Washington'daki düşünce kuruluşu Peterson Institute for International Economics'te ticaret uzmanı ve eski Dünya Bankası yetkilisi olan Chad Bown, rekabet edemeyen ülkeler için bir çözümün, Kanada ve Meksika'nın ABD ile yaptıkları serbest ticaret anlaşmasında olduğu gibi, zengin ticaret ortaklarını yakınlaştırmak ve onların sanayi politikalarından yararlanmak olduğunu söyledi. Endonezya hükümeti, madenleri için pazara erişimi iyileştireceğini umduğu bir ekonomik pakt olan, ABD liderliğindeki Hint-Pasifik Refah Ekonomik Çerçevesi'ne katılıyor.

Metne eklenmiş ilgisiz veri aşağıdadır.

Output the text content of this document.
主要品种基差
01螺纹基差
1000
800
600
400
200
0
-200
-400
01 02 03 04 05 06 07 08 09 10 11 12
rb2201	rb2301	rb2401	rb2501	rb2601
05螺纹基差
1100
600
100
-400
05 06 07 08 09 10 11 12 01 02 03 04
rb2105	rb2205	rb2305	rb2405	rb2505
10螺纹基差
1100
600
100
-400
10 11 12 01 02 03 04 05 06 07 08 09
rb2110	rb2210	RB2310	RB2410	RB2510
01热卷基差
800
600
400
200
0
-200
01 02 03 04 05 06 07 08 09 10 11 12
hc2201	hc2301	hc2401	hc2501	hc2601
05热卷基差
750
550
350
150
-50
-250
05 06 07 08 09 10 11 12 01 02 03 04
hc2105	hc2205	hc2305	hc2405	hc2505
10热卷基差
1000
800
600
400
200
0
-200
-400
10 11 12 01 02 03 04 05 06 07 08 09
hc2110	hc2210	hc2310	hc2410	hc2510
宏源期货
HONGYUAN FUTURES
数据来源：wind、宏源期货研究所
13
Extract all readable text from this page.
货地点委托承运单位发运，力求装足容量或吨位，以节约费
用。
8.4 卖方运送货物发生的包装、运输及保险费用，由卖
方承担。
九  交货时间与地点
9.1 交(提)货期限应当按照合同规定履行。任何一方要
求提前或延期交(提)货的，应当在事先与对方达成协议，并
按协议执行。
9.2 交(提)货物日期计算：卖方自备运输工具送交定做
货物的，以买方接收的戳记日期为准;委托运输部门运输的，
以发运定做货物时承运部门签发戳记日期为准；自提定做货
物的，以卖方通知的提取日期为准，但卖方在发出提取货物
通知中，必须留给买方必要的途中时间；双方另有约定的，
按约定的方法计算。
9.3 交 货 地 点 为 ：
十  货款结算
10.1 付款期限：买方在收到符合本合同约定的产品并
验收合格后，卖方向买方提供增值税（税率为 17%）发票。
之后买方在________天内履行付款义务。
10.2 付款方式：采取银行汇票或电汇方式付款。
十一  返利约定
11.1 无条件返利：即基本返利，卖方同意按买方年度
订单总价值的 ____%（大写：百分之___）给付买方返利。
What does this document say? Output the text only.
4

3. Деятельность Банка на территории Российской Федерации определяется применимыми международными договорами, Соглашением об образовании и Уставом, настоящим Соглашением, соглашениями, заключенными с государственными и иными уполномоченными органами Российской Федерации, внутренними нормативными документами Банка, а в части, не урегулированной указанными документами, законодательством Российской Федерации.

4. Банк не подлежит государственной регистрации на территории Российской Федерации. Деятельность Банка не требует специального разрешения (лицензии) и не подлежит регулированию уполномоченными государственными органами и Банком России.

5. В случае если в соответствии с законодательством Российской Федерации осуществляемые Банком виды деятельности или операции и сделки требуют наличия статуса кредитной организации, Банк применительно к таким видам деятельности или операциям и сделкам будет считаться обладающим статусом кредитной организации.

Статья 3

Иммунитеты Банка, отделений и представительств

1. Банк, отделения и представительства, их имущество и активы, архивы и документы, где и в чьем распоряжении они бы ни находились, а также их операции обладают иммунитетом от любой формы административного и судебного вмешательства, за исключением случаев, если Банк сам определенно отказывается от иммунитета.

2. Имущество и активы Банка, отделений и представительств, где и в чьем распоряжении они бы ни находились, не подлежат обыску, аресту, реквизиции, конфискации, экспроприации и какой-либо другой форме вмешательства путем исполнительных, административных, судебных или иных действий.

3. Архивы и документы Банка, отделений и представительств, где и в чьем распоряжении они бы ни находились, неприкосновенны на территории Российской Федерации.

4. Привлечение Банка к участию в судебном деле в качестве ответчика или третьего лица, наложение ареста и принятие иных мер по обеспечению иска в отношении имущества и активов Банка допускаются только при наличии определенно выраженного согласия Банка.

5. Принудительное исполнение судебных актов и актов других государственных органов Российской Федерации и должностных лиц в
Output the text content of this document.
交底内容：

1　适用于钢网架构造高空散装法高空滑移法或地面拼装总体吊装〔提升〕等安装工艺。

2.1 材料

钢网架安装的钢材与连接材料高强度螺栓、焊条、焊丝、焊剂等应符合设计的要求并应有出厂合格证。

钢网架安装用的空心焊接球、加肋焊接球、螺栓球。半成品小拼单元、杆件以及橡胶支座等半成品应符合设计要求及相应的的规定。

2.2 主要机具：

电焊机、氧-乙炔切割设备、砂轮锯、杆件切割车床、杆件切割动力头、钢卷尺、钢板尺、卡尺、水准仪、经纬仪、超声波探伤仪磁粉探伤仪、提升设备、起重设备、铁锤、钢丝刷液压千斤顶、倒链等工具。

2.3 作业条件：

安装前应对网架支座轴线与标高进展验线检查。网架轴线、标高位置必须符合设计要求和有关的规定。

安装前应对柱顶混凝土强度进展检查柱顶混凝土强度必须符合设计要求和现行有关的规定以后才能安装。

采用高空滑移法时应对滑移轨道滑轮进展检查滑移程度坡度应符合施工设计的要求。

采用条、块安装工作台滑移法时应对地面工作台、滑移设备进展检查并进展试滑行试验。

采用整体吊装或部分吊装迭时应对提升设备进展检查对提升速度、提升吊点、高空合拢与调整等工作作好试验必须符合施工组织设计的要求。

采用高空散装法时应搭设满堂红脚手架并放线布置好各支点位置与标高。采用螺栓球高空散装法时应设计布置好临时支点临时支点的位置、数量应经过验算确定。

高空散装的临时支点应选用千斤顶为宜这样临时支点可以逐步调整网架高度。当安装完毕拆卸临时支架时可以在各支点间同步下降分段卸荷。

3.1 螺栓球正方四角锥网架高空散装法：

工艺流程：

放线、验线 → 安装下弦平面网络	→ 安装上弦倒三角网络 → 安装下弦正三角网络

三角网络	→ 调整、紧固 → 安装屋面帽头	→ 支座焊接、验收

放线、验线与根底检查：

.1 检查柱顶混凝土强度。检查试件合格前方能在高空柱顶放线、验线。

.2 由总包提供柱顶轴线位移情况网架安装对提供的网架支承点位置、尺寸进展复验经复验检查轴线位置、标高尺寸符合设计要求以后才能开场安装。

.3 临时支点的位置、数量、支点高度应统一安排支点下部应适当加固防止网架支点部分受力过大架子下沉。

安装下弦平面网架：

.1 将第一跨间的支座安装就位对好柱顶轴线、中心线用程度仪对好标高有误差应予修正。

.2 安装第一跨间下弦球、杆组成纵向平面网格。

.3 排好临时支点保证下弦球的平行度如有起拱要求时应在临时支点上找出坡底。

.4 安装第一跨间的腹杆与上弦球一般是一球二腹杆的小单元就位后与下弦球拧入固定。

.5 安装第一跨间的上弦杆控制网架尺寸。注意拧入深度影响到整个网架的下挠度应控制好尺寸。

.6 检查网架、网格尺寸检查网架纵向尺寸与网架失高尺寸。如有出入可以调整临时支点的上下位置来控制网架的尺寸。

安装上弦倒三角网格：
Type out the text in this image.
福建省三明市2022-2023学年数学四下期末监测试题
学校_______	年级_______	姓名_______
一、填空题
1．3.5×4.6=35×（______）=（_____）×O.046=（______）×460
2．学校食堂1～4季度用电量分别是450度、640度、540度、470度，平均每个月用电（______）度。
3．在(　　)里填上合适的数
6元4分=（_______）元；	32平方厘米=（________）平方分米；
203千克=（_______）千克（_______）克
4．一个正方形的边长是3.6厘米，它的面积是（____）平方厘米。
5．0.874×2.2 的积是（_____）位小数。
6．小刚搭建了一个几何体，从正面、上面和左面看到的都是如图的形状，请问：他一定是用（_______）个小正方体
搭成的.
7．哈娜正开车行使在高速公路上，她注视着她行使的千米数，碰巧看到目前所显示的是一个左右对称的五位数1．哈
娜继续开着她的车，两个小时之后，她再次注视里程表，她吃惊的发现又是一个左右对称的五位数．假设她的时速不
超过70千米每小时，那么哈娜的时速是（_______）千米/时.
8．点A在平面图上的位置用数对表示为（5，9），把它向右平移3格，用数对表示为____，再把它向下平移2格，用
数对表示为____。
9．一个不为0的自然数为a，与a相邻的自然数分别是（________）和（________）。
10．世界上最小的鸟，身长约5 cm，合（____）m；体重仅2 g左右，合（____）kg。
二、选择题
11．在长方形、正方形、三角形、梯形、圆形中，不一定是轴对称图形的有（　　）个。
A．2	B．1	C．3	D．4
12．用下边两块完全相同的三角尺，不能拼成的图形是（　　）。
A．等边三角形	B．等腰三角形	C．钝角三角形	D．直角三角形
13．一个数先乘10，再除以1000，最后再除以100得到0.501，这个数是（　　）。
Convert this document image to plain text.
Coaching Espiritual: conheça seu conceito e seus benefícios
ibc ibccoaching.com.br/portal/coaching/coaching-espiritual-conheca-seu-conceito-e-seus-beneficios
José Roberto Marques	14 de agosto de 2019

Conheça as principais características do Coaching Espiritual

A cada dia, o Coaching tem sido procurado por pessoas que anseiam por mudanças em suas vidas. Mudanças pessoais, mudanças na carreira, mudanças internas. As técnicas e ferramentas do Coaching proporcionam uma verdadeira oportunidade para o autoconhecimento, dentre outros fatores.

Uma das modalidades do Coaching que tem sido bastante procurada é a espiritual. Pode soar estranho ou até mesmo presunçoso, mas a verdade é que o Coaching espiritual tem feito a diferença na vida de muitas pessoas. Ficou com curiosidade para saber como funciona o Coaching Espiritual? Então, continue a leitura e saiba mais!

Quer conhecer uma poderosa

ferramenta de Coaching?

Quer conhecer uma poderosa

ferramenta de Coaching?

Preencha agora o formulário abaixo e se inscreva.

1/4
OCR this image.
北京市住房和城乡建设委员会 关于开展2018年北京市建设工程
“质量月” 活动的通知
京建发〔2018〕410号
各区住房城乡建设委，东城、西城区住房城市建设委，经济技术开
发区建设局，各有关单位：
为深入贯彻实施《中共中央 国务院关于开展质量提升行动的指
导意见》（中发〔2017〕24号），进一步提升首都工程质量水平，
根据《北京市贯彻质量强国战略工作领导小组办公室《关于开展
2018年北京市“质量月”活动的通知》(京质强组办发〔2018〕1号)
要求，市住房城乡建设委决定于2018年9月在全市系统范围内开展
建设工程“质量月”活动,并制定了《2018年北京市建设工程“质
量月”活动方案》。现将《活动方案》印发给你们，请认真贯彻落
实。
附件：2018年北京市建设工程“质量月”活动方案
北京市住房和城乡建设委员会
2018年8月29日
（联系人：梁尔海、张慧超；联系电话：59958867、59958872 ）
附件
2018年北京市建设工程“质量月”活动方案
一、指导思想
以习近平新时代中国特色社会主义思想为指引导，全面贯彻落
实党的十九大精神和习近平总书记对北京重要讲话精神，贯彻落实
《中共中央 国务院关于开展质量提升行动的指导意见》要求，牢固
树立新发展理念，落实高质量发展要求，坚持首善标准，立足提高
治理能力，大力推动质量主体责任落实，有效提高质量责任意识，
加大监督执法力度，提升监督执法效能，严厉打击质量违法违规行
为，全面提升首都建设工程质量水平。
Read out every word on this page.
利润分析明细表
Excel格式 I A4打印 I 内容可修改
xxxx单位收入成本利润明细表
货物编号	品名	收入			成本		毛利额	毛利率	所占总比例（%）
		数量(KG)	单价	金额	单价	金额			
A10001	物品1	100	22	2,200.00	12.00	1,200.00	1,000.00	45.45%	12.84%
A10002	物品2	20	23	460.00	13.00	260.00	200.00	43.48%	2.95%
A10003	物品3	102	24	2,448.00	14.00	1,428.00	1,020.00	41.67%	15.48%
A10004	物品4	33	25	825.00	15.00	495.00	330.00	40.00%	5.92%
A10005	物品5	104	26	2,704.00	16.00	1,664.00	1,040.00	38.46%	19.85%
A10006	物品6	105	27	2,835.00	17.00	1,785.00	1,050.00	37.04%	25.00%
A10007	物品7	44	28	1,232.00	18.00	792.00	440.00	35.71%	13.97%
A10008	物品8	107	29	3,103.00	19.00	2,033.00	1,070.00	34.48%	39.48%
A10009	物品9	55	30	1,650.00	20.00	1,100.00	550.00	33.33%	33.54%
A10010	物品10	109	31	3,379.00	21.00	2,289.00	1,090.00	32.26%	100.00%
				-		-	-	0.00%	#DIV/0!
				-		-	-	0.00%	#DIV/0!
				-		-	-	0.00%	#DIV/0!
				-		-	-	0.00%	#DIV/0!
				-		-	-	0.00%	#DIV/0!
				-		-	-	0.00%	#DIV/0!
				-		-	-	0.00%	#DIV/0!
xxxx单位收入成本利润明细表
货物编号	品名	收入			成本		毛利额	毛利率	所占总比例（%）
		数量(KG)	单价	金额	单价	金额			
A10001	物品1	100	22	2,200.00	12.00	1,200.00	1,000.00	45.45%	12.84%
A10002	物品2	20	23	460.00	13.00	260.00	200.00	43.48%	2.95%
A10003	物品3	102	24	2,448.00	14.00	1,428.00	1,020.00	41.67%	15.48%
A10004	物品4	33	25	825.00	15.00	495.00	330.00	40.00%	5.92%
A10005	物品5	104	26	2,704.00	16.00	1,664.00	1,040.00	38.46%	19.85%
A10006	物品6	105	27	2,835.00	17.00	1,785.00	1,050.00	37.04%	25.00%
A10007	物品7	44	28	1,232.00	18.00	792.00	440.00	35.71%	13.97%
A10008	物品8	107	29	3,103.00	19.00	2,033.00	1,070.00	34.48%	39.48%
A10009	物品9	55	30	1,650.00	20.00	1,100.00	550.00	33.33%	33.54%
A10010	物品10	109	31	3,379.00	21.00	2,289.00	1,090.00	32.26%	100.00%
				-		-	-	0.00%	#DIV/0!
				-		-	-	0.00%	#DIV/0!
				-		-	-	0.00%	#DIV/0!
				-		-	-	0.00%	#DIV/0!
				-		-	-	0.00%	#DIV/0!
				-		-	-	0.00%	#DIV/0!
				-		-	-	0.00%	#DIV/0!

Geçen yıl Yatırım Bakanı Bahlil Lahadalia, Endonezya'nın elektrikli araç üreten ülkelerin korumacılığına bir yanıt olarak, Endonezya'nın üretimine hakim olduğu bir pil minerali olan nikel için OPEC benzeri bir kartel oluşturmaya çalışacağını söyledi. OPEC benzeri bir organizasyon, fiyatların yükselmesini sağlamak için nikel üretim seviyelerini diğer büyük ihracatçılarla koordine edecek. Analistler, kısmen diğer nikel üreticilerinin ABD ve Çin gibi güçlü ticaret ortaklarını yabancılaştırmak istememeleri nedeniyle bu plandan şüphe duyuyor. OPEC benzeri bir lityum üreticileri örgütü için benzer fikirler Latin Amerika'daki solcu liderler tarafından da dile getirilmiş ancak hayata geçirilememişti. 

Endonezya ve Zimbabve nikel, boksit ve lityum gibi madenlere ihracat kısıtlamaları getirmiş ve yabancı şirketlerin ihracat yapabilmeleri için ülkede işleme tesisleri kurmalarını şart koştu. İsviçre'deki St Gallen Üniversitesi'nde uluslararası ticaret ve ekonomik kalkınma profesörü olan Simon Evenett, "Bu politikaların hayranı değilim ama açıkça çok popülerler. Fiyatları yükselteceği, belirsizliği ve riski arttıracağı açık" dedi.